- From: Jim Evans <james.h.evans.jr@gmail.com>
- Date: Mon, 3 Nov 2014 11:55:27 -0800
- To: "public-browser-tools-testing@w3.org" <public-browser-tools-testing@w3.org>
Received on Monday, 3 November 2014 19:56:03 UTC
As mentioned at TPAC last week, and in the interest of moving discussions to the mailing list, I've filed a bug against the spec for how a driver implementation should act in the presence of a Content Security Policy ( https://www.w3.org/Bugs/Public/show_bug.cgi?id=27223).

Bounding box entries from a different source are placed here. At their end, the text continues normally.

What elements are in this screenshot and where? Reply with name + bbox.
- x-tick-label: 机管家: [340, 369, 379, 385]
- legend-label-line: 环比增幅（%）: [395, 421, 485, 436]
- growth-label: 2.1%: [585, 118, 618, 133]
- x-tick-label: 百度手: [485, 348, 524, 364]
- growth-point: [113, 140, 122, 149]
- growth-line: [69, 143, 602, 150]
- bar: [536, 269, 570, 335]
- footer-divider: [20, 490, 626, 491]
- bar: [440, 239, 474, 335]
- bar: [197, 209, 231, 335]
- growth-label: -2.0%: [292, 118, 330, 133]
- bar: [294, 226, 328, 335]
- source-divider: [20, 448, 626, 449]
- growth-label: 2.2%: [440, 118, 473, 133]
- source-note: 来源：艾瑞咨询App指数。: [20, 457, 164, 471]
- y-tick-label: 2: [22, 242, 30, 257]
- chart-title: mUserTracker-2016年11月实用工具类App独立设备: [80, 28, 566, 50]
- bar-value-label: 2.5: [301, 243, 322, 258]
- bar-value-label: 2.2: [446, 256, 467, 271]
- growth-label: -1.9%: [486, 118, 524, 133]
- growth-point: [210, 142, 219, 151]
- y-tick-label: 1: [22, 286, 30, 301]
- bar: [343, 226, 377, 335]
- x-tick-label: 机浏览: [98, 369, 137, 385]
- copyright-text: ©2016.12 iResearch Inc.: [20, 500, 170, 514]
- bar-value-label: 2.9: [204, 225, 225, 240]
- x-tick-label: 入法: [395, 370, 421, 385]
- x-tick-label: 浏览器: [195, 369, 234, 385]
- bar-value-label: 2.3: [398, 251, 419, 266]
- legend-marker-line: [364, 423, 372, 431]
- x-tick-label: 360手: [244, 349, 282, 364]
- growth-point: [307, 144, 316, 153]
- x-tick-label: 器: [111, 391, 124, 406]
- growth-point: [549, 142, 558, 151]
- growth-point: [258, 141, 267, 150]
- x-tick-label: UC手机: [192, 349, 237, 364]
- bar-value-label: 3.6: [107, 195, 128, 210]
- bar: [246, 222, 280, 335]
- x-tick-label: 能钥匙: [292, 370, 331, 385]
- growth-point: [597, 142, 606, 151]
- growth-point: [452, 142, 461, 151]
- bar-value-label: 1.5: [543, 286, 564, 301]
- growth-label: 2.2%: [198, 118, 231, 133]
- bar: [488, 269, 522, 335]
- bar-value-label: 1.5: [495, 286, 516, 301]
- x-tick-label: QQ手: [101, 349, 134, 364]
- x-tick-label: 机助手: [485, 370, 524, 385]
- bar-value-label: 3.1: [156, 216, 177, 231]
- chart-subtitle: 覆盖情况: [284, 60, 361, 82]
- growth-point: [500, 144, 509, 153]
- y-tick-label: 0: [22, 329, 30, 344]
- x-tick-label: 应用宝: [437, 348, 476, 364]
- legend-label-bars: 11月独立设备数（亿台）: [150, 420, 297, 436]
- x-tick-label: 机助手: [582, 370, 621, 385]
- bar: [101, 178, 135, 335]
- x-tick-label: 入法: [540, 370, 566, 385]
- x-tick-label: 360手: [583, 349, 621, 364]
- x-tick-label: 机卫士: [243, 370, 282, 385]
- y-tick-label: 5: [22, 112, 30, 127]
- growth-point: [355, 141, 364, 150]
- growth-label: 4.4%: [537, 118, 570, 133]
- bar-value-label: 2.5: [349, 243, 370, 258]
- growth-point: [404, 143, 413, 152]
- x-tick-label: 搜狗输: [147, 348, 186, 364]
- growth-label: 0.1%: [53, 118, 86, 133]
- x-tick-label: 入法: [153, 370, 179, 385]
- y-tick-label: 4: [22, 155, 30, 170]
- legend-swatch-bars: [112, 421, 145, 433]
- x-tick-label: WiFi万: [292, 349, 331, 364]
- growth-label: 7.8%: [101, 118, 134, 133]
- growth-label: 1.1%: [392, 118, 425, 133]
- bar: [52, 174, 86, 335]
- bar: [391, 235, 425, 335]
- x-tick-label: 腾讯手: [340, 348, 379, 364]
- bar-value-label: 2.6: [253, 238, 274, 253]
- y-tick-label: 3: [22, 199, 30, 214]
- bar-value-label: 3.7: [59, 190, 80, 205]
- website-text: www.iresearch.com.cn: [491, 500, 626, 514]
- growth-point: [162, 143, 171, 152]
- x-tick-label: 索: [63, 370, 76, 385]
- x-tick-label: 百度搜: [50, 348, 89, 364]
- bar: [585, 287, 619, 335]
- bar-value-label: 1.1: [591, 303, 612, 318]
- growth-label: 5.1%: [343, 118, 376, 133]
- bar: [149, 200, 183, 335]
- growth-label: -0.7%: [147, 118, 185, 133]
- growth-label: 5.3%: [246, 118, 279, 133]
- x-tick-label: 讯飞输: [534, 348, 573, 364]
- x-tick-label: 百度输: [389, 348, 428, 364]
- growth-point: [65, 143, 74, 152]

If I'm reading things properly, a browser that implements the Content Security Policy spec browsing a site that has a Content Security Policy can entirely disable the execution of anonymous JavaScript. This would entirely break the executeScript and executeAsyncScript commands[1]. Should the WebDriver spec address this particular potential interaction issue? It seems unfriendly to users to say that sites implementing a Content Security Policy can't be driven by WebDriver implementations. --Jim [1] There's also the side effect that it'll entirely disable existing driver implementations that rely on JavaScript for their implementations. At present, this affects at least three shipping implementations: ChromeDriver, the open-source Firefox driver (likely Marionette too), and the open-source Internet Explorer driver.